2004-05-02 Thread Behdad Esfahbod
On Thu, 29 Apr 2004, Roozbeh Pournader wrote:

 Nice examples of abbreviations/shorthands/whatever:

 * The first page of Mosahab Persian Encyclopedia (first published in
 1345/1966), about the abbreviations used in the encyclopedia, showing
 different methods of Persian abbreviation (127 KiB):

   http://www.farsiweb.info/misc/mosahab-abbr.png

Nice construction, but none of them are actually used these days,
except for:

ALEF LAM KHEH:  widely used.

BEH MEEM:  For AD, is not used, but a single MEEM is used
instead.  It's context sensitive so, the same thing means
translator in other contexts.

SAD: widely used as (SAD).

SAD ZWJ: For Page, is widely used, but as an isolated SAD.

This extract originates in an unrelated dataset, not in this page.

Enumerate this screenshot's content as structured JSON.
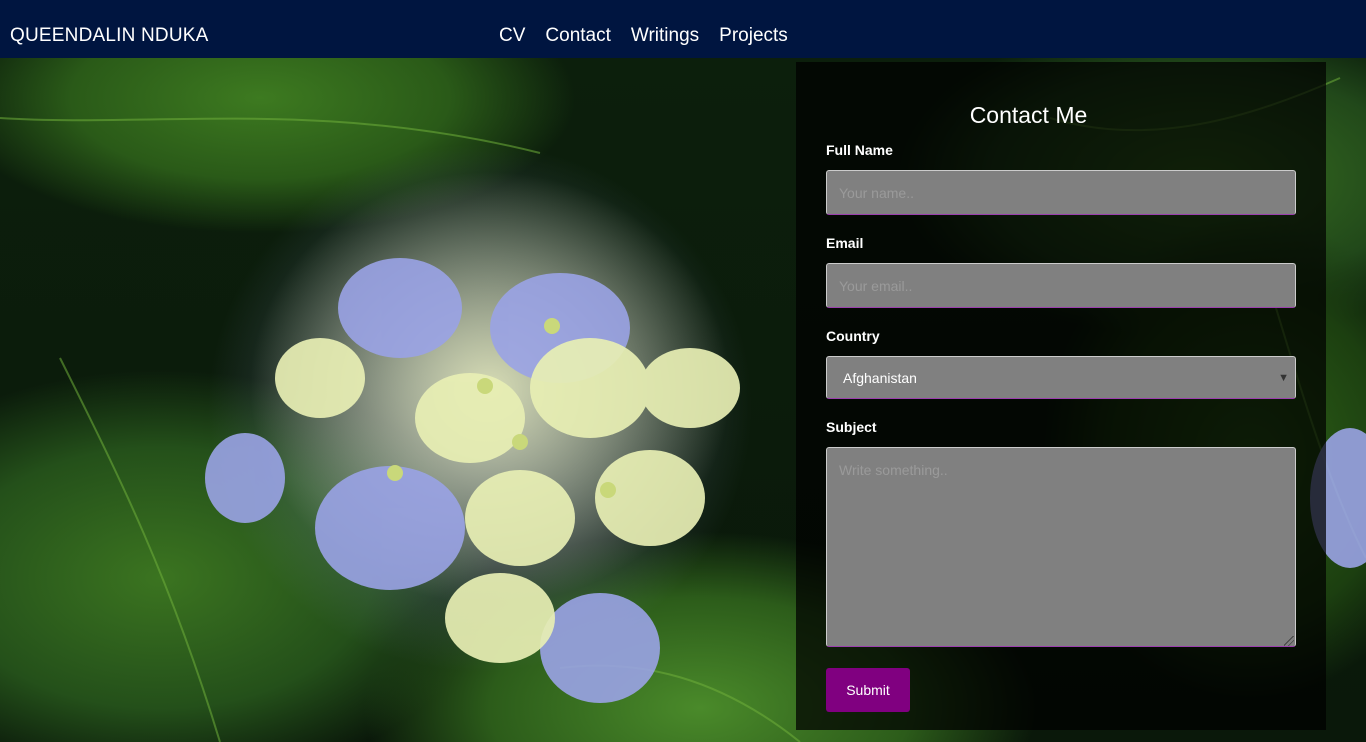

EIN:  widely used as (EIN).

EIN JIM: used for a different meaning.

HEH SHEEN, HEH GHAF: used widely.

So, the others are usual dictionary constructions.  The same
thing happens in English too.  But it's unfortunate that we still
don't have any abbreviations in use for units in Physics :(.

BTW, the construction techniques are intelligent in their own
limited way.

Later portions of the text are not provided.